Cutting Through History: How Euler, Feedback Systems, and the Involute Blade Gave Birth to Modern Meat Processing

By Eben van Tonder, 22 April 25

Table of Contents

1. The Involute Blade and Euler

Involute geometry is the shape traced by the end of a taut string unwinding from a circle. This seemingly simple curve has enormous implications in precision engineering, especially in gear systems and high-speed slicers such as those made by Treif.

Who invented the math?
The foundation of calculus was independently developed in the late 17th century by Isaac Newton and Gottfried Wilhelm Leibniz. However, it was Leonhard Euler (1707–1783) who gave calculus much of its usable form and introduced functions such as f(x), differential equations, and curvature calculations that underpin the modern use of involute shapes.
Euler and the Involute:
Euler formalised the mathematics of curvature and parametric geometry, which made it possible to model the involute curve and predict its contact properties — essential for tools like blades and gears.
Why is the involute blade excellent?
It maintains a constant angle of engagement with the product being cut. This minimizes resistance and maximizes slicing efficiency.
Self-sharpening property:
The angle at which the involute blade meets the product surface changes along the curve, causing the contact point to move across the blade during each cut. This natural movement distributes wear and avoids constant contact on one edge, keeping the blade sharp longer. It’s the same principle used in gear teeth, where the involute ensures smooth, wear-resistant engagement.

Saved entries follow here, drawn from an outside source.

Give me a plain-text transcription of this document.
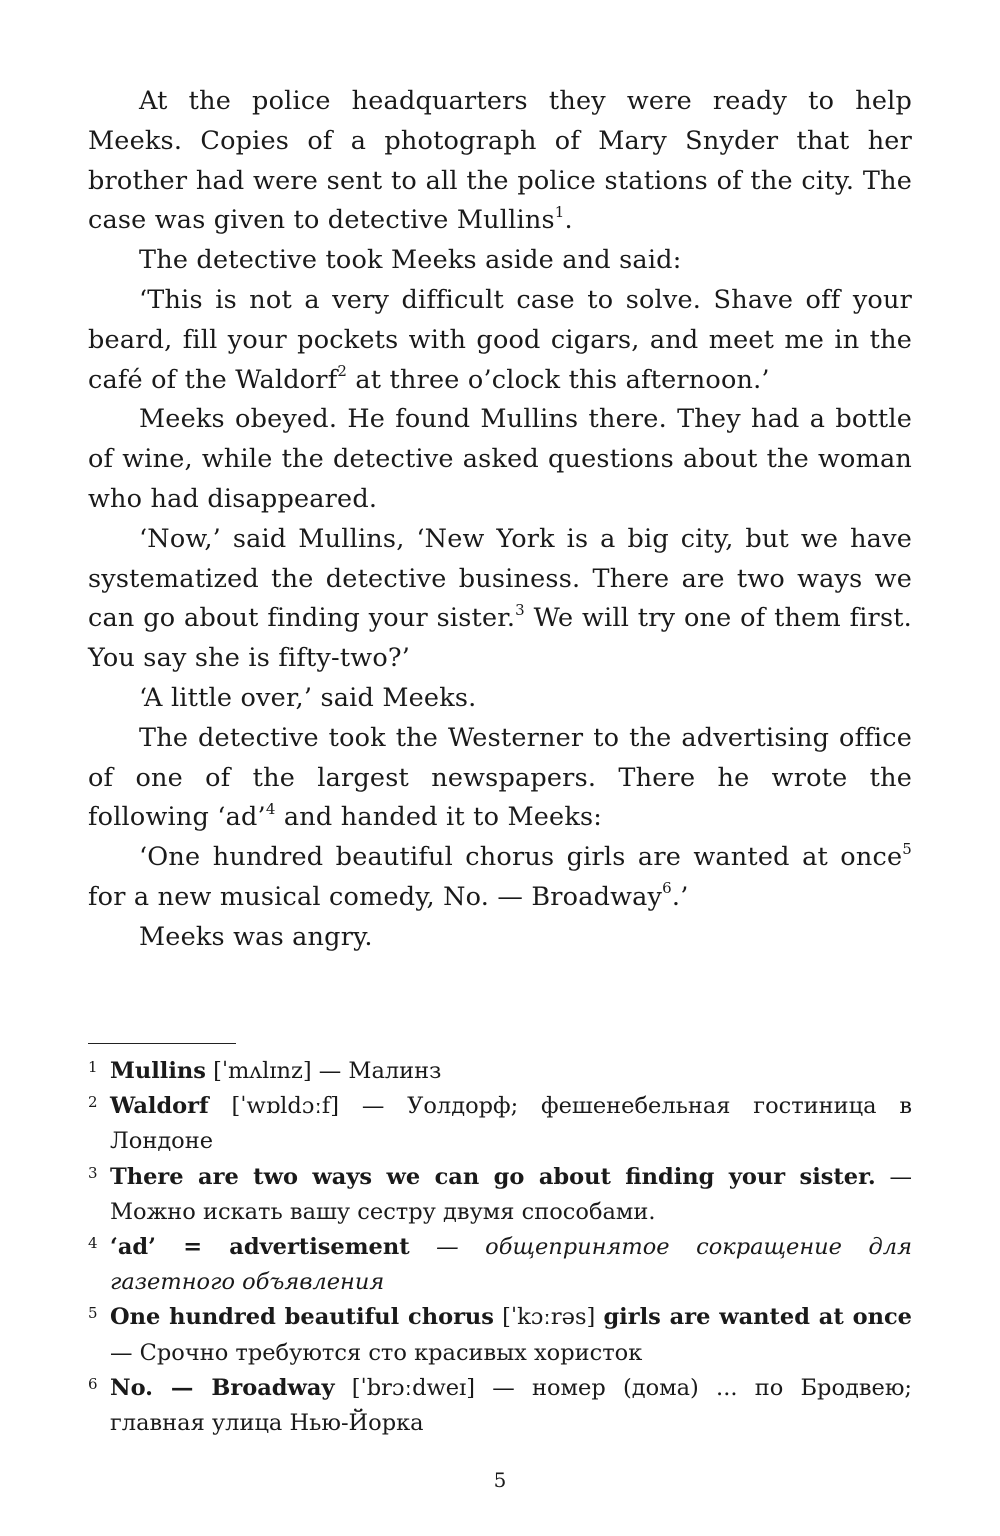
At the police headquarters they were ready to help Meeks. Copies of a photograph of Mary Snyder that her brother had were sent to all the police stations of the city. The case was given to detective Mullins$^1$.

The detective took Meeks aside and said:

‘This is not a very difficult case to solve. Shave off your beard, fill your pockets with good cigars, and meet me in the café of the Waldorf$^2$ at three o’clock this afternoon.’

Meeks obeyed. He found Mullins there. They had a bottle of wine, while the detective asked questions about the woman who had disappeared.

‘Now,’ said Mullins, ‘New York is a big city, but we have systematized the detective business. There are two ways we can go about finding your sister.$^3$ We will try one of them first. You say she is fifty-two?’

‘A little over,’ said Meeks.

The detective took the Westerner to the advertising office of one of the largest newspapers. There he wrote the following ‘ad’$^4$ and handed it to Meeks:

‘One hundred beautiful chorus girls are wanted at once$^5$ for a new musical comedy, No. — Broadway$^6$.’

Meeks was angry.

1 Mullins [ˈmʌlɪnz] — Малинз
2 Waldorf [ˈwɒldɔːf] — Уолдорф; фешенебельная гостиница в Лондоне
3 There are two ways we can go about finding your sister. — Можно искать вашу сестру двумя способами.
4 ‘ad’ = advertisement — общепринятое сокращение для газетного объявления
5 One hundred beautiful chorus [ˈkɔːrəs] girls are wanted at once — Срочно требуются сто красивых хористок
6 No. — Broadway [ˈbrɔːdweɪ] — номер (дома) ... по Бродвею; главная улица Нью-Йорка
5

2. Servo Systems and Feedback Mechanisms

Modern Treif slicers, portioners, and vacuum fillers operate with servo motors, which allow high-precision motion control based on continuous feedback.

How servo systems work:

Input: A command (e.g., position, speed, volume) is issued by the controller.
Movement: The motor acts.
Sensor feedback: Encoders measure actual movement.
Comparison and correction: The system adjusts if output differs from input — this is a closed-loop system.

Historical roots:

The principle began with James Watt’s centrifugal governor (1788), a steam engine mechanism that adjusted steam flow to maintain a stable speed.
This concept matured with James Clerk Maxwell’s 1868 paper “On Governors”, which mathematically described dynamic feedback systems.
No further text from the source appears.